Entrepreneurs et consommateurs confiants dans un modèle qui fait sens

Ces performances uniques s’expliquent par la confiance en un système basé sur le « capital patient », démocratique et local, à l’heure où le capitalisme mondial montre de plus en plus ses limites. Les entrepreneurs ne s’y trompent pas : l’accompagnement des nouveaux arrivants, la solidarité structurelle des entreprises au sein d’un même groupement et le partage de valeurs fortes font du Commerce Coopératif et Associé un modèle attractif. Et particulièrement résiliant : le taux de survie à 5 ans des entreprises du secteur est deux fois supérieur à la moyenne (85,5%).

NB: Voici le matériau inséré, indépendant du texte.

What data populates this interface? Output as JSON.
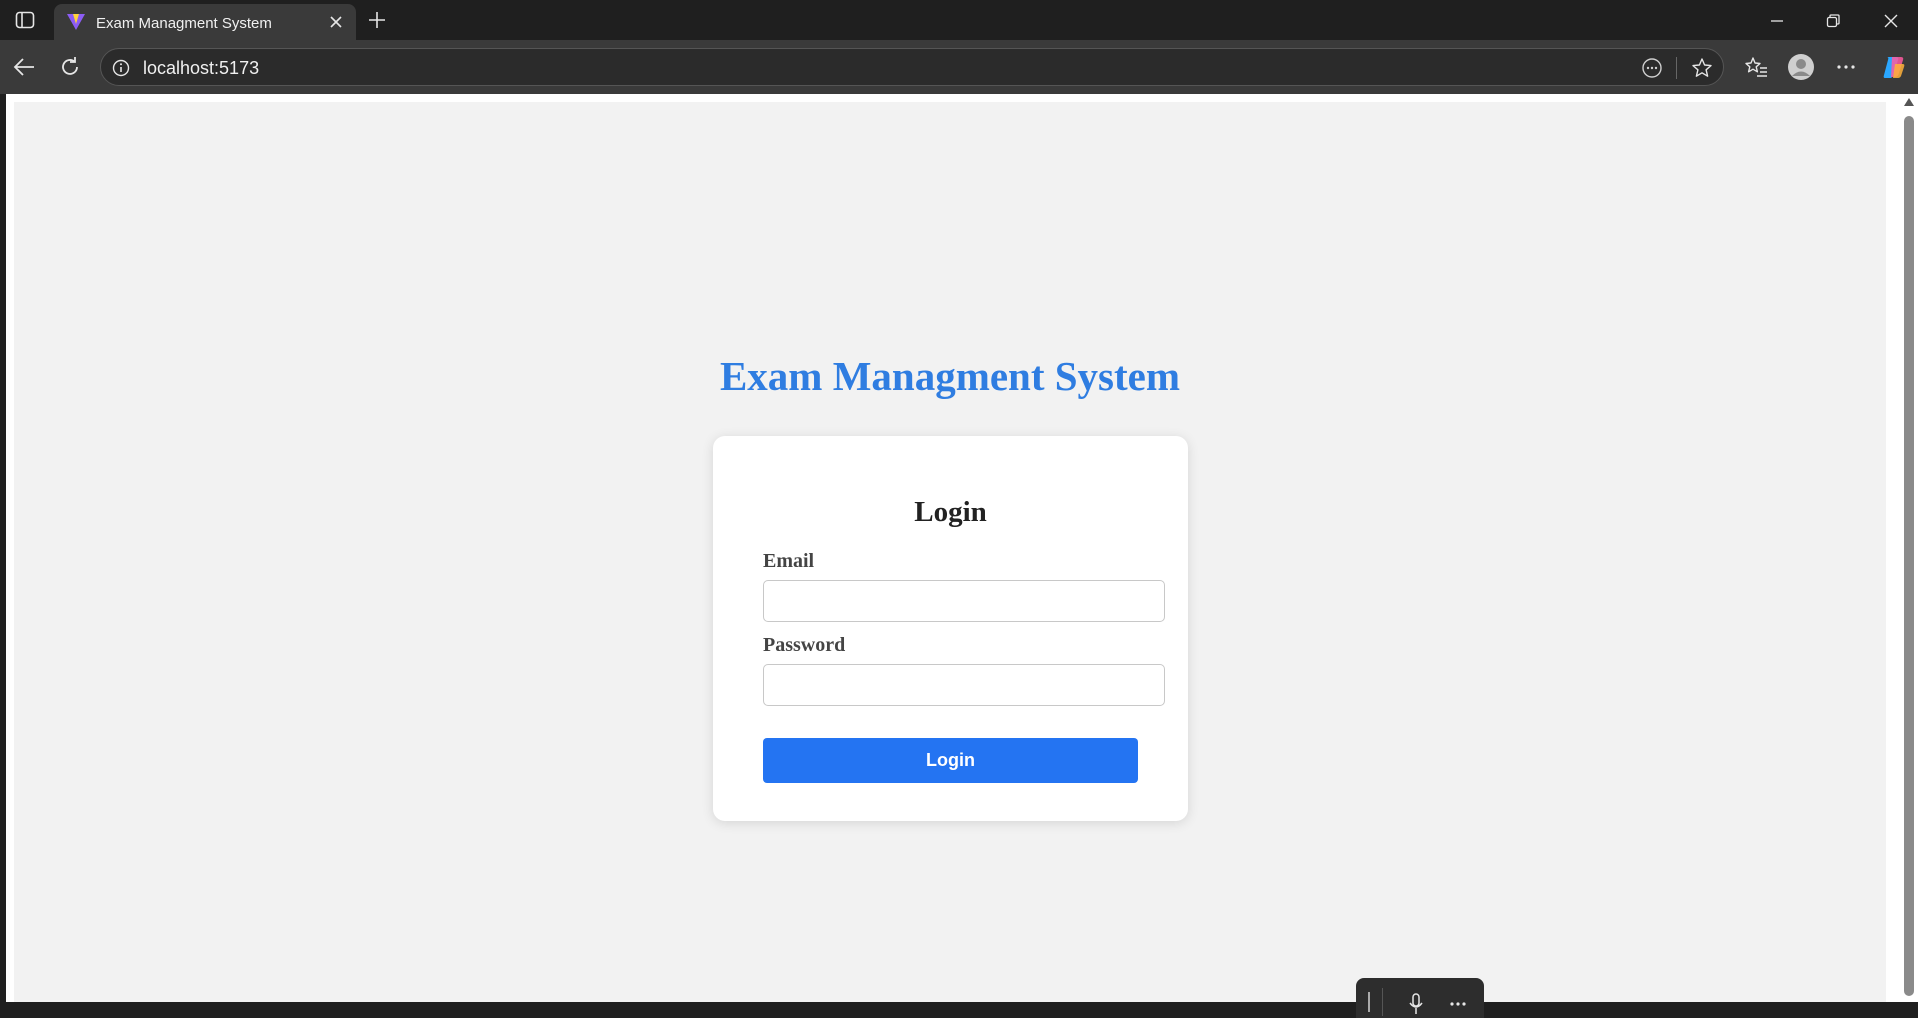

Les consommateurs, en recherche d’un mode de vie alliant pragmatisme et sens des valeurs, adoptent également ce modèle : selon une étude exclusive FCA-Opinion Way (mai 2015)2 70% des Français déclarent vouloir privilégier les enseignes du Commerce Coopératif et Associé dans leurs actes d’achat. Un modèle qui arrive également en tête des opinions pour préfigurer le « commerce de demain », devant l’ensemble des autres formes de commerces.

 

Pour voir l'ensemble de l'étude...

 

 

 

 

 

 

 

 

 

« L’épée de Damoclès » de la Loi Macron

Malgré des performances qui bénéficient à tous – entrepreneurs, salariés et consommateurs – le modèle du Commerce Coopératif et Associé risque d’être mis à mal par une disposition de la Loi Macron, visant à limiter la durée des contrats d’affiliation entre les entrepreneurs et leur réseau.

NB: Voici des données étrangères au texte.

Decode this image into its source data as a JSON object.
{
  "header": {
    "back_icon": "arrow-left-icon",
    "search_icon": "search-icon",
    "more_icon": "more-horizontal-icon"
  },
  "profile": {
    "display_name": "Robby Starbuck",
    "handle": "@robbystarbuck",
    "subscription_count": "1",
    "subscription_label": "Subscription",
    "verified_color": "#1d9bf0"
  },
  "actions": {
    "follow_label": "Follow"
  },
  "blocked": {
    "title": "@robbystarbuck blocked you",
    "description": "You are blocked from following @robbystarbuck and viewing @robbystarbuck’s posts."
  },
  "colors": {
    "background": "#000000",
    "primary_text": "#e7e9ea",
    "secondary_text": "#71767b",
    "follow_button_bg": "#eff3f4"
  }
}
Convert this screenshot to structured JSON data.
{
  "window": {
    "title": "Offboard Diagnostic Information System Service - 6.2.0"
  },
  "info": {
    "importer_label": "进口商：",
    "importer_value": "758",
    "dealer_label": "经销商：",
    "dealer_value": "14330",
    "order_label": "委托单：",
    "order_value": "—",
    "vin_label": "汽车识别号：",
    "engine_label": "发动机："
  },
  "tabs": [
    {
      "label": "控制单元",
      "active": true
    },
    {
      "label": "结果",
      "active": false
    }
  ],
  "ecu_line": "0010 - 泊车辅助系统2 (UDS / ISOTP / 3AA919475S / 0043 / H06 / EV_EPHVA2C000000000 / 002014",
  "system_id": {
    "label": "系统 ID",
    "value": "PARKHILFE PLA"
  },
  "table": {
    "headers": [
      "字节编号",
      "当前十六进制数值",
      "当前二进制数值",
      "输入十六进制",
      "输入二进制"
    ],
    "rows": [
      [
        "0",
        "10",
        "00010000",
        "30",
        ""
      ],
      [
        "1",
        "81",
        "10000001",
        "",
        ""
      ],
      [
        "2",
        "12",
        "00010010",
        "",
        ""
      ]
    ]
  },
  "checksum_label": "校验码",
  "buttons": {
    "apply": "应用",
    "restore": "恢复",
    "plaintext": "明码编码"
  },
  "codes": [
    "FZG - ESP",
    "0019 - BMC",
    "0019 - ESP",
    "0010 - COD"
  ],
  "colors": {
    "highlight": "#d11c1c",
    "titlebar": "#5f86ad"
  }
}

Pour Eric Plat, Président de la FCA, cet amendement, qui cible uniquement les réseaux de commerçants et épargne les structures capitalistiques (groupes de commerces intégrés), « créera une concurrence déloyale aux effets délétères pour le secteur. Les groupements du Commerce Coopératif et Associé verraient leur modèle économique entièrement remis en cause ».

Il s’insurge contre l’ingérence de cette mesure et demande à ce que le gouvernement laisse les entrepreneurs français gérer librement leurs groupements, dans le respect des valeurs de l’économie coopérative.

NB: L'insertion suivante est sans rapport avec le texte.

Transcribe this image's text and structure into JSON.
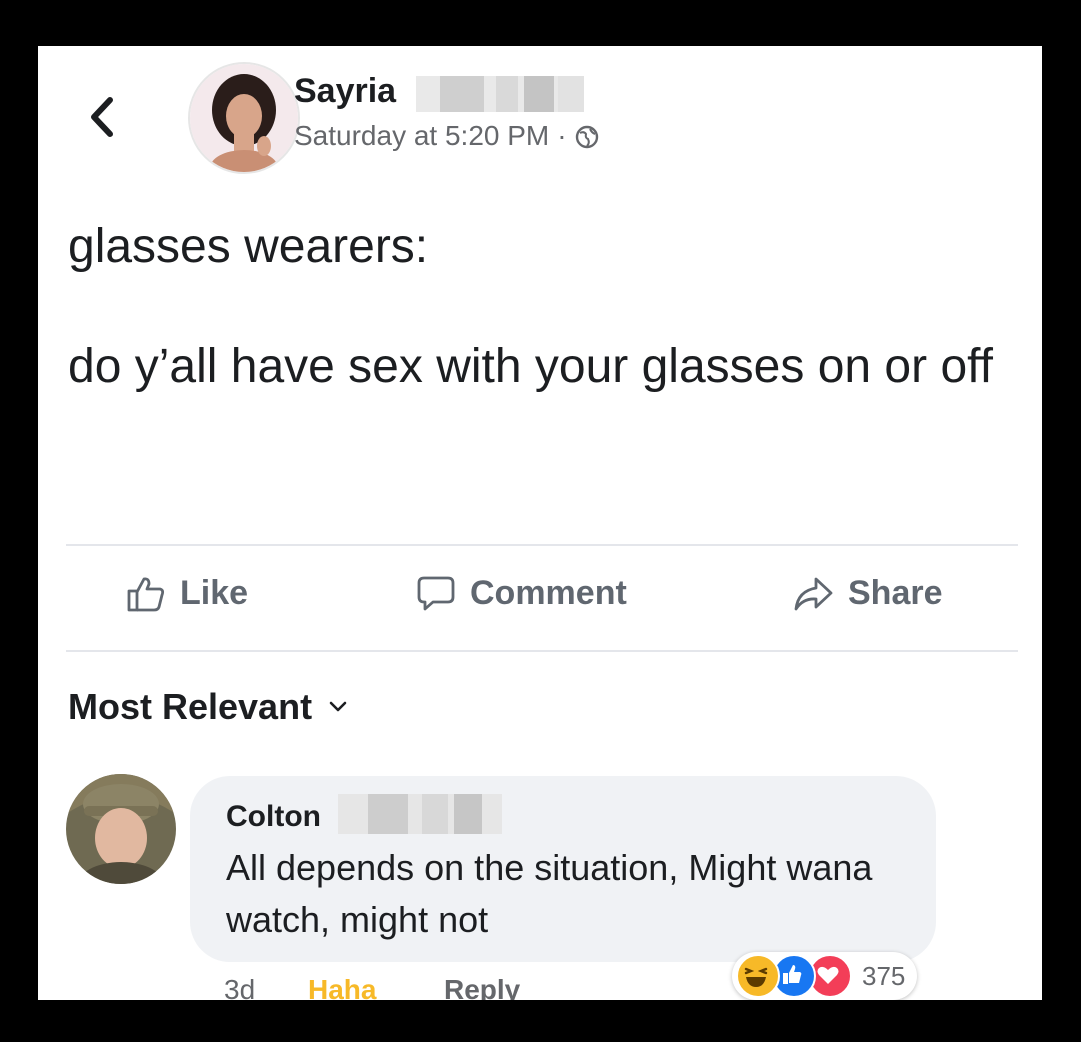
{
  "post": {
    "author": "Sayria",
    "timestamp": "Saturday at 5:20 PM",
    "separator": "·",
    "text_line1": "glasses wearers:",
    "text_line2": "do y’all have sex with your glasses on or off"
  },
  "actions": {
    "like": "Like",
    "comment": "Comment",
    "share": "Share"
  },
  "comments_sort": "Most Relevant",
  "comment": {
    "author": "Colton",
    "text": "All depends on the situation, Might wana watch, might not",
    "age": "3d",
    "reaction_label": "Haha",
    "reply_label": "Reply",
    "reaction_count": "375"
  },
  "colors": {
    "haha": "#f7b928",
    "like": "#1877f2",
    "love": "#f33e58",
    "text_muted": "#65676b"
  },
  "icons": [
    "back-chevron-icon",
    "globe-icon",
    "thumbs-up-icon",
    "comment-bubble-icon",
    "share-arrow-icon",
    "chevron-down-icon"
  ]
}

« Les membres de nos organisations sont des entrepreneurs indépendants, propriétaires à la fois de leur point de vente et de leur groupement, sous forme de parts sociales. Quand une personne achète un appartement en copropriété, rien ne l’oblige à le revendre au bout d’une période déterminée. Pourquoi cela devrait-il être le cas pour les coopératives de commerçants ? », s’interroge Eric Plat.

Dans une lettre ouverte à Emmanuel Macron, le président de la FCA alerte sur les effets d’une telle mesure qui, par sa méconnaissance des fondements mêmes du système coopératif, remet en cause l’existence du modèle et tout le tissu économique qui le sous-tend : PME, fournisseurs locaux et emplois.